Dexter’s life was cut short on one rainy afternoon when we were both eight years old. I was at the Park Service building in Chitina with my mom working when the phone rang. It was my dad. He sounded really quiet and had a hard time telling me. He told me that he was sorry, that Dexter had been hit on the highway by a Semi-Truck. My dad buried Dex in his favorite spot beneath a tree by our horse tack shed. After hearing that my best friend -- pretty much everything to me -- had been killed, I went into a deep state of depression. I cried for weeks, and wouldn’t talk to anyone. Then one day I finally decided that Dex wouldn’t have wanted me to be sad. He would have wanted me to move on and to be happy. To this day I still remember his watchful eyes and the way he would smile when he was with me. I loved that dog, and I will always have him in my memories.
Hi, my name is Audrey Shepherd.
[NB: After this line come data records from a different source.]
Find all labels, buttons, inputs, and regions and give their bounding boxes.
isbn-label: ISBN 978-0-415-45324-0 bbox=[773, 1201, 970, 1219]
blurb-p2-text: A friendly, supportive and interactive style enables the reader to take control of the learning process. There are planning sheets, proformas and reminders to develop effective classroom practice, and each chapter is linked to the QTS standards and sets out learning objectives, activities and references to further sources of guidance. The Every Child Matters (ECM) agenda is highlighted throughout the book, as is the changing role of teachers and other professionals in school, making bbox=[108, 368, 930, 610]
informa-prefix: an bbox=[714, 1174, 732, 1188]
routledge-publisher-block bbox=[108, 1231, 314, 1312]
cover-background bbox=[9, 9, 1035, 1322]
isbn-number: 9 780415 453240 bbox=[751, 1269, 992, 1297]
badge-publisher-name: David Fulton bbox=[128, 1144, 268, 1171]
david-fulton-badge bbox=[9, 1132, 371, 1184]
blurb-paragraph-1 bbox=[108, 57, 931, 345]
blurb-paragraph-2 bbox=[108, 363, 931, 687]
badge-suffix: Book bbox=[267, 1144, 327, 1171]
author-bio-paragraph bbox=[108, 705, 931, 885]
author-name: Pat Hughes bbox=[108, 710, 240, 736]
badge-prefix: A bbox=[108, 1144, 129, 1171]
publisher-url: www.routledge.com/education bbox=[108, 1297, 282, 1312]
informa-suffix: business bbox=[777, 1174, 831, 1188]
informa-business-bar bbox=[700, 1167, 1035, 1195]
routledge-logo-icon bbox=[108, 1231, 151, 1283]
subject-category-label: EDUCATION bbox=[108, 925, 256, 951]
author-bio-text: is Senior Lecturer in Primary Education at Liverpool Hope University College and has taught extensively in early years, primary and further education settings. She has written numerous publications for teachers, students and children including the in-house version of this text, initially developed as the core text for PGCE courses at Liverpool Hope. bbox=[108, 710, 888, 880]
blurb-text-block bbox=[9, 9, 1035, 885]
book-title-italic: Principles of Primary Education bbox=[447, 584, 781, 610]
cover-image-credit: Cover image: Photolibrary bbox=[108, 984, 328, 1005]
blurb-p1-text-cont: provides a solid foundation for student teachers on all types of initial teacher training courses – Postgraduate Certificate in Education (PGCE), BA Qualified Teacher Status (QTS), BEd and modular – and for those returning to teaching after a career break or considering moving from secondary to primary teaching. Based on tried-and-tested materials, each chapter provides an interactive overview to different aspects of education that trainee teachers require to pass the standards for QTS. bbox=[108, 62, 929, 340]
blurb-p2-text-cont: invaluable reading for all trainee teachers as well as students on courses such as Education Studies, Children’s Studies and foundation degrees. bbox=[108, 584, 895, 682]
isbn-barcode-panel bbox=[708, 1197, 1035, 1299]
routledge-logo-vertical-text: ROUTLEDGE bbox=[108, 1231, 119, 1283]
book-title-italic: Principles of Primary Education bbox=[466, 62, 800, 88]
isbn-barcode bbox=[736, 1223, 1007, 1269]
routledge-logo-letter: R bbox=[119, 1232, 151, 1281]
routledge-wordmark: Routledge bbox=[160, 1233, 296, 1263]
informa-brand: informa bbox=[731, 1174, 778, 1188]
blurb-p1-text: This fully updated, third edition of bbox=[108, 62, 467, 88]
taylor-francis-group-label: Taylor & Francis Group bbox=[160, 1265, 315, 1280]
Currently, I am a junior at Kenny Lake School and I am 16 years old. As high school flies by I realize just how little I know about my plans for my future. People I have known my whole life come up to me and ask, “What do you want to do after high school?” After a moment or two of thought I reply that I simply don’t know. As a child I dreamt of being a crime scene investigator, but as I grew older I lost interest in that path. Over the years I have changed my career choices various times. My dreams have gone form CSI to doctor to police woman to oceanographer, and so many more. As of now, my plans are to make it through the remaining two years of high school with an A or B average and to take a trip to Ireland after graduation. Upon my return from Ireland, I plan on attending UAF and finally finding a career path that suits me. Whatever happens, I hope to strive to do my best and greet each day with a smile and a skip in my step.